Le prix est une «reconnaissance» au «courage» des prisonniers politiques - 391 selon l'ONG Foro Penal - et au «peuple vénézuélien pour être resté ferme contre un régime qui réprime, persécute et viole les droits de l'homme», a souligné Lilian Tintori, épouse du dirigeant d'opposition Leopoldo Lopez, condamné à près de 14 ans de prison.

Depuis le début de l'année, plus d'une centaine de personnes «ont été assassinées dans des manifestations, la plupart étant des manifestations anti-gouvernementales, et plus de 500 ont été emprisonnés arbitrairement» au Venezuela, a souligné le Parlement européen dans un communiqué.

Le 11 octobre, les 28 États membres de l'UE avaient donné leur «accord de principe» à la mise en place de sanctions contre le régime de Caracas.

Réunis jeudi à Toronto, 12 pays d'Amérique dont le Brésil, le Canada, l'Argentine et le Mexique, ont demandé «au Secrétaire général et aux Nations unies de contribuer à gérer la crise et les violations continues des droits de l'homme».

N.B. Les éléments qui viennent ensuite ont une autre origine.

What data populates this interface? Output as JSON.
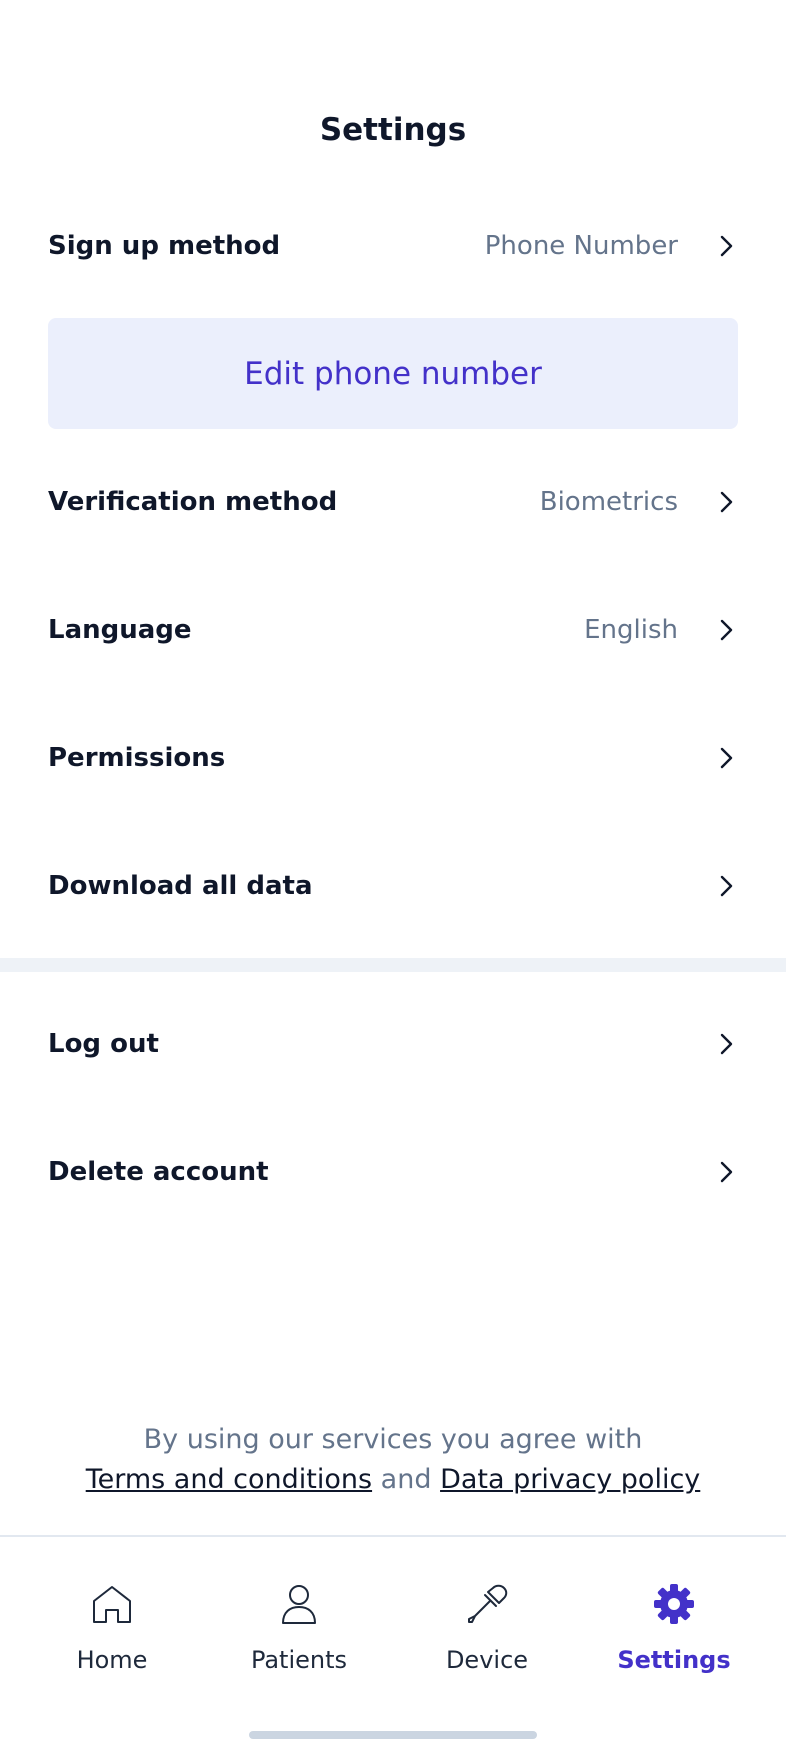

Applaudie dans l'hémicycle, l'annonce du prix a aussi été bruyamment contestée par des eurodéputés de la gauche radicale (GUE/NGL).

«Respectez la volonté du Parlement», leur a lancé M. Tajani, issu du PPE (droite), principale force politique au Parlement, qui avait proposé cette candidature avec les libéraux de l'ALDE.

Le prix a «été instrumentalisé à des fins politiques», a regretté dans un communiqué la gauche radicale, qui va boycotter la remise de la récompense, le 13 décembre à Strasbourg.

La délégation française des Verts a elle prévenu que le prix risquait «de polariser et d'aggraver la crise politique au Venezuela au lieu de la résoudre». 

Opposition divisée 

Selon ces voix critiques, des membres de l'extrême droite font partie des opposants distingués et le prix aurait plutôt dû être attribué à l'un des deux autres finalistes en lice.

Il s'agissait de Dawit Isaak, un journaliste et auteur suédois d'origine érythréenne, arrêté en 2001 par les autorités d'Asmara, et de la Guatémaltèque Aura Lolita Chavez Ixcaquic, issue du peuple maya quiché, qui incarne la lutte pour les droits des populations autochtones.

L'hommage des eurodéputés à l'opposition vénézuélienne survient au moment où celle-ci apparaît plus divisée que jamais, dans ce pays pétrolier en plein naufrage économique.

Les fractures au sein de la Table pour l'unité démocratique (MUD), une coalition d'une trentaine de partis allant de la gauche modérée à la droite, profitent au président Maduro, cible au printemps d'une vague de manifestations exigeant son départ.

Le chef de l'État semble désormais en position de force pour les prochaines échéances électorales (municipales en décembre, et présidentielle fin 2018).

Créé en 1988, le Prix Sakharov, doté d'une somme de 50 000 euros, tire son nom du scientifique soviétique dissident Andreï Sakharov (1921-1989), et distingue chaque année des personnalités qui se sont illustrées dans la défense des droits de l'homme et de la liberté d'expression.